Что осталось от меня – твое


Субхаши, Роджеру и Тому с любовью

Stephanie

WHAT’S LEFT OF ME IS YOURS

Неважно, что врата узки.

Меня опасность не страшит.

Я – властелин своей судьбы,

Я – капитан своей души.


Уильям Эр ист Хенли

ПРОЛОГ

Сарашима – красивая фамилия. Теперь я тоже Сарашима. Эта фамилия не была дана мне при рождении, но я сама взяла ее, потому что так звали мою маму.

Обычно, когда вы знакомитесь с кем-то, принято рассказывать о себе – кто вы и откуда. Однако мне нет нужды делать это – догадываетесь вы о том или нет, но моя история вам уже известна. Присмотритесь повнимательнее, поройтесь в отдаленных уголках вашей памяти, где хранятся обрывки историй, вычитанных некогда в криминальных новостях и таблоидах, и вы узнаете меня. Я – последняя строка, упоминанием обо мне репортеры заканчивали сообщения.

СОТРУДНИК АГЕНТСТВА ПО РАЗВОДАМ ЗАХОДИТ СЛИШКОМ ДАЛЕКО?[1]

Судебный процесс над Каитаро Накамурой, обвиняемым в убийстве Рины Сато, начинается сегодня в окружном суде Токио.

Данное дело привлекает особое внимание в связи с тем, что обвиняемый Накамура, являясь сотрудником так называемого агентства по разводам, признался, что был нанят мужем жертвы, Осами Сато, с целью соблазнения его жены, Рины Сато, чтобы таким образом обеспечить своему клиенту законный повод для развода.

Однако Накамура утверждает, что он и пострадавшая по-настоящему полюбили друг друга и собирались начать совместную жизнь. Если выдвинутые против Накамуры обвинения подтвердятся, ему грозит тюремное заключение сроком до двадцати лет; также нельзя исключить, что обвиняемого могут приговорить к смертной казни.

Отец Рины Сато, Ёситаки Сарашима, заявил репортерам: «Нельзя позволять, чтобы подобные агентства, разрушающие судьбы людей, продолжали свою деятельность. Рина была моим единственным ребенком и главной надеждой нашей семьи. Я никогда не смогу оправиться от этой потери и никогда не смогу простить тех, кто стал причиной ее смерти.

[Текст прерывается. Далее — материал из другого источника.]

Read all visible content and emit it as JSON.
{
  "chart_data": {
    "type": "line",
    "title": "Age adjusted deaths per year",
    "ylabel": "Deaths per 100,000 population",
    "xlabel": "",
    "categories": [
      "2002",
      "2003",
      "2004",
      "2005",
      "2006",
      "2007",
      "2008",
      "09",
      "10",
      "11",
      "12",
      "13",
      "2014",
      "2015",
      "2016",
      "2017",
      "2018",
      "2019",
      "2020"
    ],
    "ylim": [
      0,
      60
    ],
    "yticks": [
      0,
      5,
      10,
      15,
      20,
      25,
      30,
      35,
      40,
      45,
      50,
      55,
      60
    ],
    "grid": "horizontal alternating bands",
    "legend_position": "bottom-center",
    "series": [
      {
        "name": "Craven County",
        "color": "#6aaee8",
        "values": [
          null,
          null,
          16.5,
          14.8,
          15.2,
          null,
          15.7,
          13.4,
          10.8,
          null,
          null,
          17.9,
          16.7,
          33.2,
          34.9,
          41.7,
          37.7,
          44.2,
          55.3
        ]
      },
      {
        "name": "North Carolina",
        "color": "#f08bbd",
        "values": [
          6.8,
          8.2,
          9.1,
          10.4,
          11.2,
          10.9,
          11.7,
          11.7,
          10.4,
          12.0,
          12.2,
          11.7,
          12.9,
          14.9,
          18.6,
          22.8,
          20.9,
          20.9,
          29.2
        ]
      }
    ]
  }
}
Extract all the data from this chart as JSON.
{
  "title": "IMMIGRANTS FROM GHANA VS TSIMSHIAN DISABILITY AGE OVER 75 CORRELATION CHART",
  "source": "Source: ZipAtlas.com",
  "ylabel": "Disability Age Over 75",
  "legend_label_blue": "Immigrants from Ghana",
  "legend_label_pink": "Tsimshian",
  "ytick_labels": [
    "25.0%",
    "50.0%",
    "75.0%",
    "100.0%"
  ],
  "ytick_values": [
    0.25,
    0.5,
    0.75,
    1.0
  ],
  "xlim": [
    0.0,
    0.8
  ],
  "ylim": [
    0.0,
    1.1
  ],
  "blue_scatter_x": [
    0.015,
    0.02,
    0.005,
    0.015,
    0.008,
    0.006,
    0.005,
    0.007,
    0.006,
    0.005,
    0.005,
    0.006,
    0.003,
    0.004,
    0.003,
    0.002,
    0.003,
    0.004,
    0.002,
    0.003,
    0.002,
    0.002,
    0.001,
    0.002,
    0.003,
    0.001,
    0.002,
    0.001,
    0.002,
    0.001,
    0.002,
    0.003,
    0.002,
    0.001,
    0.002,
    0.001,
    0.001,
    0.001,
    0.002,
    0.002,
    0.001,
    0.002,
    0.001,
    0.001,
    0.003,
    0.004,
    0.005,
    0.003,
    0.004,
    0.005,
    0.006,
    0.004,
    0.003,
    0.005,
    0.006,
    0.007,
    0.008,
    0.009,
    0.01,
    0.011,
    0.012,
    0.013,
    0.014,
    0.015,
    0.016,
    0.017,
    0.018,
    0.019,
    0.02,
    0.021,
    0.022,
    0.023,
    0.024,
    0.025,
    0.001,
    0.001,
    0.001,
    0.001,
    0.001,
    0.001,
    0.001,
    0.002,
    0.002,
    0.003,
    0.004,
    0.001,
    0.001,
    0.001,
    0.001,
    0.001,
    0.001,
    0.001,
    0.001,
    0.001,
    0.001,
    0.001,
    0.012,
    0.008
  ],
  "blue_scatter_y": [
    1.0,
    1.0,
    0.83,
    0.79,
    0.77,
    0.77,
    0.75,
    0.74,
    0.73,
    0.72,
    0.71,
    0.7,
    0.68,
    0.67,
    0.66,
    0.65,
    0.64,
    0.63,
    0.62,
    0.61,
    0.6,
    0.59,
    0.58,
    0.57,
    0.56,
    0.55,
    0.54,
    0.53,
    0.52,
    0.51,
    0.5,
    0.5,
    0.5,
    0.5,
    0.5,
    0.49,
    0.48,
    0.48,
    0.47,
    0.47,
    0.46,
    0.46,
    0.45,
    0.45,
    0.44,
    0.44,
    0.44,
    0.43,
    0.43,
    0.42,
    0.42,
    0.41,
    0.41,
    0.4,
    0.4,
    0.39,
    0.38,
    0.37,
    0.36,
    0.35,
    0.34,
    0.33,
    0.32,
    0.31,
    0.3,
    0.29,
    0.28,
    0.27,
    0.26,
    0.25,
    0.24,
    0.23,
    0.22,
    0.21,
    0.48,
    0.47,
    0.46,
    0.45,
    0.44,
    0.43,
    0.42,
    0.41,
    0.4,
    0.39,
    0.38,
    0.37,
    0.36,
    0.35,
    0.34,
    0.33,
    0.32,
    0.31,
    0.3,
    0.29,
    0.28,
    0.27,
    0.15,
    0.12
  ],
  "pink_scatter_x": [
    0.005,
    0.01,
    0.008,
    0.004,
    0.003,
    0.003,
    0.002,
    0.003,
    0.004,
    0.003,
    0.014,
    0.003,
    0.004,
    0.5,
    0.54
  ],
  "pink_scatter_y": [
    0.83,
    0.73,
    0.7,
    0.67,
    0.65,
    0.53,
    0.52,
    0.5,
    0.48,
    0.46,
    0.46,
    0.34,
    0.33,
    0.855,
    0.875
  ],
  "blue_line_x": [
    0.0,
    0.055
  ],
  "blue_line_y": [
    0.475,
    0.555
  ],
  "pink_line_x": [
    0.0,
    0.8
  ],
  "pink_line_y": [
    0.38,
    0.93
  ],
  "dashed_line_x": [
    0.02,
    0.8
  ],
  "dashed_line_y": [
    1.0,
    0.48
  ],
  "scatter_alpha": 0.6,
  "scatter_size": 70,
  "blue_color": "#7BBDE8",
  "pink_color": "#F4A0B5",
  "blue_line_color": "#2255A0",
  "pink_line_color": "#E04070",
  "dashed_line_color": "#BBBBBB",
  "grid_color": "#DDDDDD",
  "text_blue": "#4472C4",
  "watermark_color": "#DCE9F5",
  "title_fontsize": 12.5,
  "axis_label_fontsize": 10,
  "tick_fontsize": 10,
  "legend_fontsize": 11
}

У Рины Сато осталась семилетняя дочь.

Ю.Юмада. 16.05.1994

Помните, когда вам впервые попалась на глаза эта заметка? Где вы были в тот момент – дома или в офисе, просматривая свежие новости в газетах? Каким стало выражение вашего лица, когда вы прочитали о том, что случилось в моей семье? Наверное, ваши брови сошлись на переносице, а на лбу залегла глубокая складка. Но, возможно, аромат вашего утреннего кофе был настолько силен и действовал настолько успокаивающе, что вы в конце концов расслабились и, лишь удрученно качнув головой, перелистнули страницу. В мире каждый день случается масса странных вещей.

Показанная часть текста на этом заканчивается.